A more ambitious idea
A proposal by Seminole County Budget Director Tim Jecks would attempt to adopt a style of transportation like that used in Arlington, Texas. That city, according to Jecks, was the largest in the country that did not have a mass-transit system before it adopted a Neighborlink-style on-demand system, but for an entire city. They use not just a handful of vehicles but 75 of them in a 100-square-mile area. That ambitious plan would potentially centralize a large Neighborlink zone in the densest part of Seminole County between I-4 to the west and State Road 417 on the east, stretching north to Lake Monroe and south to the border with Orange County.
“Arlington did it as a single zone for the entire city,” Jecks said. The cost per trip per passenger ranged from $3 to $5 depending on distance, and included free fares for students and some other types of passengers.
Another part of the attempt to reduce the cost burden to the county also may include finding ways to increase ridership and therefore fare revenue. Dallari questioned Lynx officials about whether more advertising could work.
Boyle said the system’s goal is an average of at least 15 riders riding per fixed bus route at any given time. Seminole County’s average for all routes is below 12.
“Three quarters of our routes are below Lynx standards,” Herr said.
That may be because of speed issues, Boyle said. If riders have to wait 60 minutes for a bus, they might not ride at all, he said.
According to the federal government’s American Community Survey data, as of 2020, of the top 30 metro areas in America, metro Orlando’s mass transit system had the second worst time difference in transporting commuters compared to cars, more than doubling commute times on average.
But some commissioners pushed back against the idea of replacing bus routes with more Neighborlink zones, particularly Chairman Jay Zembower, who said it wasn’t suitable for the more sprawling county.

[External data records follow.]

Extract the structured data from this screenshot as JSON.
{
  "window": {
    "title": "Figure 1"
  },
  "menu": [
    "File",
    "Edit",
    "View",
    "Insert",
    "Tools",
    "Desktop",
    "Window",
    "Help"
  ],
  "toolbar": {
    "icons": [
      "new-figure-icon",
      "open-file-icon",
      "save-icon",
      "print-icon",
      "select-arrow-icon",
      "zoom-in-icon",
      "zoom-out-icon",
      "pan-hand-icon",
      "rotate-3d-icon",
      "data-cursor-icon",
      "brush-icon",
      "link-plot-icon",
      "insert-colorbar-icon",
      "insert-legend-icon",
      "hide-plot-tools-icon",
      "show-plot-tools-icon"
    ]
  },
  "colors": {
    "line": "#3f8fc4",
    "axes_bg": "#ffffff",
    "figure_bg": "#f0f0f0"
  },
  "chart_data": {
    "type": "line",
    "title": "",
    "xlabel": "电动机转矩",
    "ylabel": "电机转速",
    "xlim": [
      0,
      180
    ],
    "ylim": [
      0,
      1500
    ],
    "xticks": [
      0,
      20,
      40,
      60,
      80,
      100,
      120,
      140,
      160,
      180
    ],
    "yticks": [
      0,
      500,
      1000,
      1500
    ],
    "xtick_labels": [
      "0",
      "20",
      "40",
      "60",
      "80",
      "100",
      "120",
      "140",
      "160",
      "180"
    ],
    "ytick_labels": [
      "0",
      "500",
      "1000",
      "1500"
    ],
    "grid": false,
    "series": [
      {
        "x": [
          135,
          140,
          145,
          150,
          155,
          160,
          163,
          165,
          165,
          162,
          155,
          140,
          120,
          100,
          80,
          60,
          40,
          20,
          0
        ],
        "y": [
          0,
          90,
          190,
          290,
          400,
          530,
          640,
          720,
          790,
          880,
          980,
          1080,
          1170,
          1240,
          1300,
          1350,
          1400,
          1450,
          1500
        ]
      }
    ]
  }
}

“This is not efficient for Seminole County,” Zembower said. “This type of transportation belongs in a core city center, not in the entire MSA of Orlando.”
Zembower said he’d already spoken with officials from other transportation companies, including Freebee, which services Kissimmee. He said he was interested in the county staff’s recommendation that the county seek other potentially more cost-effective bidders.
A resolution and a plan
Whatever the result of that process, Commissioner Lee Constantine said he hoped that the system would continue to serve the area regionally and connect workers to where they needed to go and not leave people stranded.
“We cannot rise without all of us rising,” he said. “With any system that we get to, protect the least of us. That’s what government is about, is to protect the least of us.”
Boyle agreed.
“There might not be a million people using Lynx in Seminole County,” Boyle said. “But for those folks who do use Lynx, it is their lifeline.”
The Commission approved their funding agreement for Fiscal Year 2025, and directed staff to create a request for proposals to transportation companies, including Lynx, to potentially provide a Neighborlink-style on-demand transportation system in a broader area in Seminole County. That will be brought back at a Commission meeting expected in December for review before being advertised for bids.